Low turnout in municipal preliminary
Walsh, Janey, Edwards among victors as candidate field narrows
Yawu Miller | 10/4/2017, 10:21 a.m.
In a preliminary election that continued a trend of low voter turnout for municipal contests, Mayor Martin Walsh garnered 63 percent of the 55,373 votes cast last Tuesday, easily beating out his three challengers. Second-place finisher District 7 City Councilor Tito Jackson won 29 percent of the vote, while Robert Cappucci took 6 percent and Joseph A. Wiley received less than 1 percent.
Walsh and Jackson will face off again in the Nov. 7 general election.
In City Council District 7, centered in Roxbury and including parts of Dorchester, the South End, the Fenway and Jamaica Plain, Kim Janey bested a field of 13 candidates with 1,532 votes — 25 percent of the 6,129 voters who cast ballots in that race. Also advancing to the Nov. 7 general election to fill the seat vacated by Jackson will be Rufus Faulk, who received 719 votes — 12 percent of the ballots cast. Deeqo Jibril took third place with 604 votes.
In District 1, which includes the North End, East Boston and Charlestown, North End resident Stephen Passacantilli garnered 3,624 votes while East Boston resident Lydia Edwards trailed just 77 votes behind at 3,547. Eastie resident Margaret Farmer was a distant third with 522 votes.
In District 2, which includes South Boston, Chinatown and part of the South End, Edward Flynn received 5,083 of the 9,011 votes cast, followed by Michael Kelley, who garnered 2,860 votes. Corey Dinopoulos received 504 votes.
In each race, the top two candidates proceed to the final election.

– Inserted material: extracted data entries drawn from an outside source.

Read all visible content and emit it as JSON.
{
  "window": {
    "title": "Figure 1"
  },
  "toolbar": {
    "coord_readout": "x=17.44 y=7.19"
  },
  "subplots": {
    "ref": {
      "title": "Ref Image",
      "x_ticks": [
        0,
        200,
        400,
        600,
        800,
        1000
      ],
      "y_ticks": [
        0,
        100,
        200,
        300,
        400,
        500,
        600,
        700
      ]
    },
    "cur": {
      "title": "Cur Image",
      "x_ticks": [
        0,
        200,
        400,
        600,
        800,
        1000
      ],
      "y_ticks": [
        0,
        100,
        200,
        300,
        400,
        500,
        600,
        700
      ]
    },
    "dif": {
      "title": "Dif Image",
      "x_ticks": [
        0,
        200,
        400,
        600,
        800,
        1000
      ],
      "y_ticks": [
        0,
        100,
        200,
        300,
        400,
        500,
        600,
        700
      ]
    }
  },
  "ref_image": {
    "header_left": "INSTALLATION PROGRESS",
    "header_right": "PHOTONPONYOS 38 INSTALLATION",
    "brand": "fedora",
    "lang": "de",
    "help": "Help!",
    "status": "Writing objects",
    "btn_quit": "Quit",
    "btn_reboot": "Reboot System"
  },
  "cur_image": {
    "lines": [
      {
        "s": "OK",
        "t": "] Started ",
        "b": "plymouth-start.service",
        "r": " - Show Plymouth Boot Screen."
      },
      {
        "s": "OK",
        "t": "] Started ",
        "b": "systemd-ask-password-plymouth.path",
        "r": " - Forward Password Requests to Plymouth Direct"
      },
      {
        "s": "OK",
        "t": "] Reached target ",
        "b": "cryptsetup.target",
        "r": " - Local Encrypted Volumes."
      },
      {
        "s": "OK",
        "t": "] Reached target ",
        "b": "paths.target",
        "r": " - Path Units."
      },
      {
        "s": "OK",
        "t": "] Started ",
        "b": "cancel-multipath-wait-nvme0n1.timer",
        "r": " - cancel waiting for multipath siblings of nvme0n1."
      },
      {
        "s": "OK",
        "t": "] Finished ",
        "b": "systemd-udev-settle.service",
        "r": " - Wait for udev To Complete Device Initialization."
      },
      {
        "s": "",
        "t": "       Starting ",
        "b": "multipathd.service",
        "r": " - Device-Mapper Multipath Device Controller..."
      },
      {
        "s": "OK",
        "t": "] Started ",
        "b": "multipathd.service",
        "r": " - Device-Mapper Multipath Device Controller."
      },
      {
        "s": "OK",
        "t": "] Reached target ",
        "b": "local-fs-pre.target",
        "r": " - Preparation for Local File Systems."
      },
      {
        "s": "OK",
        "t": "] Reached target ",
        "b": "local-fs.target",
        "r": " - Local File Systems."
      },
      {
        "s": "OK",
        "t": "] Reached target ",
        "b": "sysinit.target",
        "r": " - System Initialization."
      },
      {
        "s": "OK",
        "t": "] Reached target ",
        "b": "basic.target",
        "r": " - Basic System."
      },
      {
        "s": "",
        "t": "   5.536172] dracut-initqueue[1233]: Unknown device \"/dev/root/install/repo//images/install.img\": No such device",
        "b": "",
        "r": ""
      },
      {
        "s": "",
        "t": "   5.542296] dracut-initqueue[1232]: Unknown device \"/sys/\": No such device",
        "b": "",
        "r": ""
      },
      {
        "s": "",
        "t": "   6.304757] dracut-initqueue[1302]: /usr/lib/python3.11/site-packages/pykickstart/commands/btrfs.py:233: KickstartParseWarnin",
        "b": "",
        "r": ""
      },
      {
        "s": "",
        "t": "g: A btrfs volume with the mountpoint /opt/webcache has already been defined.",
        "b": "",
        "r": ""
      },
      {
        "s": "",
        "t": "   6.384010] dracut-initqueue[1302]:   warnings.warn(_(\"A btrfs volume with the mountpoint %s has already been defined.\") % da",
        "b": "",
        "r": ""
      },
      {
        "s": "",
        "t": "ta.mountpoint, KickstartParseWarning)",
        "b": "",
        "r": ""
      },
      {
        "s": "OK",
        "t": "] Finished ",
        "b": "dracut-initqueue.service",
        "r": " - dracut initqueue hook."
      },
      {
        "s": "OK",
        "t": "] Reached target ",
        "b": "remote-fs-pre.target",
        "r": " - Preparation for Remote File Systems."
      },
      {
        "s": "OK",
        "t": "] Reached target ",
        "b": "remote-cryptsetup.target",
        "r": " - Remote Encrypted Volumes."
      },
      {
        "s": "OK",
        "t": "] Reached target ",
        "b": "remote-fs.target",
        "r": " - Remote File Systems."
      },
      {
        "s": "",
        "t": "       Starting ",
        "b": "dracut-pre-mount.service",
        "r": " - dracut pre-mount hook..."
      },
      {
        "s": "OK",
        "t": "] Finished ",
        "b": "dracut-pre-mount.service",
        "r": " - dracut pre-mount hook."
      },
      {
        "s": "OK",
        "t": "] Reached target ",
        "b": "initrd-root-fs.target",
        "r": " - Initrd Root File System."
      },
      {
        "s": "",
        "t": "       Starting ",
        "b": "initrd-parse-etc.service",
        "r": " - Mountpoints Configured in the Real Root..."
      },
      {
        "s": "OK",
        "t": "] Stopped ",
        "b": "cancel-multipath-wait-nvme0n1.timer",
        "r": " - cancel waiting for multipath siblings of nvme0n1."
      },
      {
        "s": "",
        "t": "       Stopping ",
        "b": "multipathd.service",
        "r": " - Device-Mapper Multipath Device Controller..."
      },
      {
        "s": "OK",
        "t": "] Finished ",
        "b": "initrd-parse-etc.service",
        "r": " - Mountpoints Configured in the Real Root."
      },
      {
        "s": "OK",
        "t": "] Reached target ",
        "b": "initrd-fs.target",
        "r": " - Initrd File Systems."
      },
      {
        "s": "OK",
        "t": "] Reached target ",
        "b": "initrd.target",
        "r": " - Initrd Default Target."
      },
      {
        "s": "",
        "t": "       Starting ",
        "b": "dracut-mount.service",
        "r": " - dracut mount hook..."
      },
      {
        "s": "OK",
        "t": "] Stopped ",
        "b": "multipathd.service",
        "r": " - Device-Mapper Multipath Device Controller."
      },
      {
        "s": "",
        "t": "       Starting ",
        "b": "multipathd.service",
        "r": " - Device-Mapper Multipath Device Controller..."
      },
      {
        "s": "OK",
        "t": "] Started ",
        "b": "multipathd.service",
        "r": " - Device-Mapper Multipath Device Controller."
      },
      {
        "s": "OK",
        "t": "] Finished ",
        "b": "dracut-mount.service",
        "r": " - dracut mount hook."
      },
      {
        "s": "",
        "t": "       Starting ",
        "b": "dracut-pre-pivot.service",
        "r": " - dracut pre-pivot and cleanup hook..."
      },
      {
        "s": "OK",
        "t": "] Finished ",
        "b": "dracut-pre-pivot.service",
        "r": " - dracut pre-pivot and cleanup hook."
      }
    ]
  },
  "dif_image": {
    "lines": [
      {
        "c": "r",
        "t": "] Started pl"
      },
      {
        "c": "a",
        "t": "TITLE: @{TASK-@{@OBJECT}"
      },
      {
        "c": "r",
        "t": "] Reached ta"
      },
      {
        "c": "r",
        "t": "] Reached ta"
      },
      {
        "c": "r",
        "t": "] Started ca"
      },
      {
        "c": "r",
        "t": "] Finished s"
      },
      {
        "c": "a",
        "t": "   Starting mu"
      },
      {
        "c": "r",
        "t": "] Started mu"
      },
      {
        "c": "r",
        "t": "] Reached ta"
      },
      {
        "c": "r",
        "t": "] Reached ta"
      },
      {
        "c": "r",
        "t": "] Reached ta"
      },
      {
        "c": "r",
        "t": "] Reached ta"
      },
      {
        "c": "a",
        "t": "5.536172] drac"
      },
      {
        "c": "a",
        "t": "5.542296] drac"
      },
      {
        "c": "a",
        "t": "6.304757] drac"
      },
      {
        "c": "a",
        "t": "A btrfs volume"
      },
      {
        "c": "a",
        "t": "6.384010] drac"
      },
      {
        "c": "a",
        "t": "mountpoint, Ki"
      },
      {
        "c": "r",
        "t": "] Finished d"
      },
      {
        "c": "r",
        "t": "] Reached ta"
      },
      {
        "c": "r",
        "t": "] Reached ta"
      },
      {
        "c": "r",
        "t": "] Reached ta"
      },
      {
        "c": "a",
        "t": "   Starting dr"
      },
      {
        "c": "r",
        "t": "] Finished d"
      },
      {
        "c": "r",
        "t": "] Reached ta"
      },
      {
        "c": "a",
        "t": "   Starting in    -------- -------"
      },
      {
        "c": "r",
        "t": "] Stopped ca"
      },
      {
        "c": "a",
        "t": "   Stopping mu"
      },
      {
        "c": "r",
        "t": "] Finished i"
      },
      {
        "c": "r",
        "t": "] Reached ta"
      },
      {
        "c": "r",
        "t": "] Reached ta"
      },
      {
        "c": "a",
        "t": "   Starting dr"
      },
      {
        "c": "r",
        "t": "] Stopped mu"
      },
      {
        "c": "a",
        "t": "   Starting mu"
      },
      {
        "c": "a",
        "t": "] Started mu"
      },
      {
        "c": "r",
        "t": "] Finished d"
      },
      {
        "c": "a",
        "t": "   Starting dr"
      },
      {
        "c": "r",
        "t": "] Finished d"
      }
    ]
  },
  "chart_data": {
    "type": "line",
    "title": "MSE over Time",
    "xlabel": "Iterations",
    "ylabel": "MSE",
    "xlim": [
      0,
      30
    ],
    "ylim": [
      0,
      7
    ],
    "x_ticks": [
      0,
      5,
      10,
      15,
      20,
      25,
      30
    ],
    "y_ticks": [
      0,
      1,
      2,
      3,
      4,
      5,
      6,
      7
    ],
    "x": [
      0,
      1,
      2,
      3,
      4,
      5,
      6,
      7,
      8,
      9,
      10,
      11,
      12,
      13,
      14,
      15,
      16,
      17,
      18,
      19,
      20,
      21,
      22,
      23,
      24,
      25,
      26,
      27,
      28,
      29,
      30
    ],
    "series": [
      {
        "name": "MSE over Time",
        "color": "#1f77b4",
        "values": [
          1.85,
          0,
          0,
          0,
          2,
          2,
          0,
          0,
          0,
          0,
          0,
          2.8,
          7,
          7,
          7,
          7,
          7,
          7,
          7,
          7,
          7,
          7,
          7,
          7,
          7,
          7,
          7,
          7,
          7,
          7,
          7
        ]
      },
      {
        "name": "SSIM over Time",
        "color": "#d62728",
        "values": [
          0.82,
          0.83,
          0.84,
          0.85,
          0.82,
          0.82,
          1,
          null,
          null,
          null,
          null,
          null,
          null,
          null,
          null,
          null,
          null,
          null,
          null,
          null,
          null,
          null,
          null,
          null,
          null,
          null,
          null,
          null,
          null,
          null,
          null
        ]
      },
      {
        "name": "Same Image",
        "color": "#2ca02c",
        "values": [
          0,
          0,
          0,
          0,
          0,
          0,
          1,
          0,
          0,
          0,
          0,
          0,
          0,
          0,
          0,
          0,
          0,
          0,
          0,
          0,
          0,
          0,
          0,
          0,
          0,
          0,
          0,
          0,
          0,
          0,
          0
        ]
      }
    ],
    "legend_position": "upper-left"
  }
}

Just four of the nine City Council districts had contested preliminaries. The more than 22,000 voters who turned out in the three districts with races for open seats accounted for 41 percent of the 55,373 voters across the city who cast ballots in the preliminary. With 390,136 voters registered in the city, turnout was a dismal 14.45 percent.
The 13 candidates who vied for votes in the District 7 race undoubtedly helped push turnout there. Janey, Faulk and Jibril had organizations that worked to identify and mobilize voters through phone calls and door-knocking.
In Roxbury’s predominantly black and Latino Ward 12, turnout was 20 percent, higher than the 19 percent who voted in South Boston’s Ward 6 and the 17 percent who turned out in West Roxbury’s Ward 20.
At-large City Councilor Annissa Essaibi George, who campaigned on behalf of Mayor Walsh in West Roxbury, said the action was slow in that neighborhood.
“It was really low turnout,” she said. “But the people who came out to vote were engaged. They were the super voters. That’s what I’ve heard across the city.”
The so-called super voters, those who turn out for every primary as well as general elections, tend to be more white and vote more conservatively than those who vote only in general elections.
Backed by a $4 million war chest, Walsh’s campaign had by far the most sophisticated ground game, with multiple voter contacts in the weeks leading up to the election through legions of door-knockers, phone banks and text messages. On the day of the campaign, Walsh’s volunteer corps, which included city workers, knocked on doors at not only the homes of voters committed to the mayor, but also those only somewhat likely to vote for Walsh. Walsh reported nearly $14,000 in salaries for campaign workers in the first two weeks of September and appeared to have considerable support from among the more than 16,000 workers on the city payroll.